El Interés Social no es producto de  la conciencia  y de la voluntad del individuo, sino que se origina en unas condiciones sociales objetivas en actos de los hombres. Bajo el ideal del Interés Social la realización se torna objetivamente común a todos sus miembros, no debe descartarse la idea de educar a la gente con la finalidad de crear un Interés Social (individuo y sociedad)[1].

Distinciones implícitas necesarias:

Definir genuinamente este término resulta difícil, pues  por lo menos hay dos distinciones implícitas que son necesarias para la satisfacción del Interés Social:

Entre la acción colectiva y la acción individual.

Entre la acción pública (es decir gubernamental) y la acción privada.

Ambas distinciones son importantes. Debemos preguntarnos qué persuade o impele a los miembros de un grupo a buscar una acción colectiva a cierto problema (sea de interés social) en lugar de recurrir a la acción individual. Hay necesidad de preguntarnos también si los deseos colectivos merecen el apoyo público, la indiferencia pública  o la hostilidad pública.

Formas colectivas:

Esta, se dá si los deseos colectivos están legitimados en algún sentido, es necesario determinar la forma en que la acción colectiva que habrá que escogerse. No hay una dicotomía entre las actividades privadas individuales y la acción pública colectiva. Por el contrario, hay diversas clases de colectividades: clubes, sindicatos, iglesias, partidos políticos, comunidades y al igual que gobiernos; diversos grados de involucramiento  público y social, desde la prohibición de ciertas actividades hasta los impuestos o subsidios o la provisión pública directa  de servicios.

El deseo de una acción colectiva, que se encuentra detrás de muchas demandas de provisión pública de bienes y servicios, podría surgir cada vez que un grupo sienta que no puede alcanzar sus objetivos sin su ayuda. Pero las demandas (por genuinas que sean) no bastan por si solas. Estas actividades tienen que trascender  la solución  individual y, por ende, requiere una solución colectiva; pero ello no legitima por si sólo la actividad gubernamental[2].

Cuestionamiento a las primeras ideas de la corriente social:

Corriente originalmente social y su cuestionamiento a las primeras ideas de desarrollo.

Efectivamente el Derecho Agrario, es una de las disciplinas más dinámicas, versátiles, evolutivas y modernas de la cultura jurídica. “En un origen se identificó como la legislación especial para adquirir rasgos de especialidad respecto del tronco común del Derecho Civil. Más tarde fue conformándose a través de una sólida personalidad con la clara identificación de figuras propias, llamadas institutos por su doctrina, dotado de una función específica y distinta a la de las demás ramas del derecho. Pero su característica más interesante fue la de unirse axiológicamente a los Derechos Humanos económicos y sociales para adquirir una filosofía. Esta debía nutrirle de valores capaces de responder a las nuevas exigencias de las angustiantes realidades donde debía actuar”[3].
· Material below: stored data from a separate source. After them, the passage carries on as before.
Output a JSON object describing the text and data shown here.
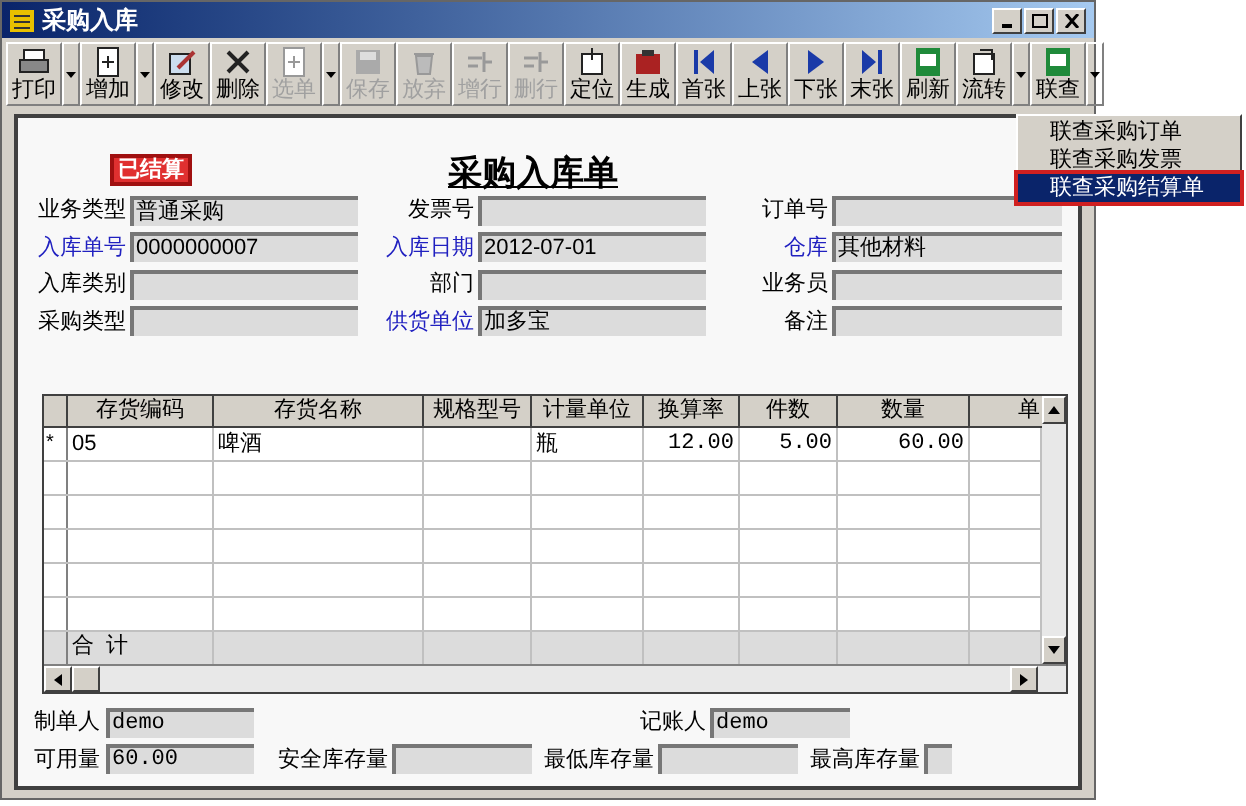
{
  "window": {
    "title": "采购入库"
  },
  "toolbar": [
    {
      "label": "打印",
      "disabled": false,
      "dropdown": true
    },
    {
      "label": "增加",
      "disabled": false,
      "dropdown": true
    },
    {
      "label": "修改",
      "disabled": false,
      "dropdown": false
    },
    {
      "label": "删除",
      "disabled": false,
      "dropdown": false
    },
    {
      "label": "选单",
      "disabled": true,
      "dropdown": true
    },
    {
      "label": "保存",
      "disabled": true,
      "dropdown": false
    },
    {
      "label": "放弃",
      "disabled": true,
      "dropdown": false
    },
    {
      "label": "增行",
      "disabled": true,
      "dropdown": false
    },
    {
      "label": "删行",
      "disabled": true,
      "dropdown": false
    },
    {
      "label": "定位",
      "disabled": false,
      "dropdown": false
    },
    {
      "label": "生成",
      "disabled": false,
      "dropdown": false
    },
    {
      "label": "首张",
      "disabled": false,
      "dropdown": false
    },
    {
      "label": "上张",
      "disabled": false,
      "dropdown": false
    },
    {
      "label": "下张",
      "disabled": false,
      "dropdown": false
    },
    {
      "label": "末张",
      "disabled": false,
      "dropdown": false
    },
    {
      "label": "刷新",
      "disabled": false,
      "dropdown": false
    },
    {
      "label": "流转",
      "disabled": false,
      "dropdown": true
    },
    {
      "label": "联查",
      "disabled": false,
      "dropdown": true
    }
  ],
  "menu": [
    {
      "label": "联查采购订单",
      "selected": false
    },
    {
      "label": "联查采购发票",
      "selected": false
    },
    {
      "label": "联查采购结算单",
      "selected": true
    }
  ],
  "stamp": "已结算",
  "form_title": "采购入库单",
  "header_fields": [
    [
      {
        "label": "业务类型",
        "value": "普通采购",
        "linked": false
      },
      {
        "label": "发票号",
        "linked": false
      },
      {
        "label": "订单号",
        "linked": false
      }
    ],
    [
      {
        "label": "入库单号",
        "value": "0000000007",
        "linked": true
      },
      {
        "label": "入库日期",
        "value": "2012-07-01",
        "linked": true
      },
      {
        "label": "仓库",
        "value": "其他材料",
        "linked": true
      }
    ],
    [
      {
        "label": "入库类别",
        "linked": false
      },
      {
        "label": "部门",
        "linked": false
      },
      {
        "label": "业务员",
        "linked": false
      }
    ],
    [
      {
        "label": "采购类型",
        "linked": false
      },
      {
        "label": "供货单位",
        "value": "加多宝",
        "linked": true
      },
      {
        "label": "备注",
        "linked": false
      }
    ]
  ],
  "table": {
    "columns": [
      "存货编码",
      "存货名称",
      "规格型号",
      "计量单位",
      "换算率",
      "件数",
      "数量",
      "单"
    ],
    "rows": [
      {
        "marker": "*",
        "cells": [
          "05",
          "啤酒",
          "",
          "瓶",
          "12.00",
          "5.00",
          "60.00",
          ""
        ]
      }
    ],
    "total_label": "合  计"
  },
  "footer_fields": [
    [
      {
        "label": "制单人",
        "value": "demo"
      },
      {
        "label": "记账人",
        "value": "demo"
      }
    ],
    [
      {
        "label": "可用量",
        "value": "60.00"
      },
      {
        "label": "安全库存量"
      },
      {
        "label": "最低库存量"
      },
      {
        "label": "最高库存量"
      }
    ]
  ]
}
Si bien es cierto el proceso histórico en un amplio marco de Derecho Comparado ofrece múltiples modelos, distinguiéndose sobre todo entre un continente y otro, o en regiones específicas de cada uno de ellos, su configuración es muy similar en cada “vía notarial”.

Son dos las razones cardinales para esta permanente evolución. Primero su capacidad para responder a los cambios. Sobre todo aquellos destinados a negar sus logros, a socavar su crecimiento, o bien a plantear  la restauración de los ordenamientos para impedir el cumplimiento de sus fines económicos y sociales. Dentro de las adversidades más señaladas sobrevivió y siempre surgió victorioso. Logró avanzar a través de la reconstrucción de sus conceptos en el plano fisiológico, creando figuras alternativas cada vez más sólidas. El otro elemento identificable para  señalar su evolución es el arduo trabajo de una parte importante de su doctrina comprometida en la construcción de una teoría general. Esto es en el fortalecimiento cultural de su ciencia. Ello ha significado tener una explicación teórica respecto de su objeto, su método, sus fuentes y sobre todo su interpretación, para llegar a ello, donde aún falta mucho por construir, fue necesario ir identificando las partes  aisladas, con dificultad aceptadas, por el legislador, para ir creando un sistema.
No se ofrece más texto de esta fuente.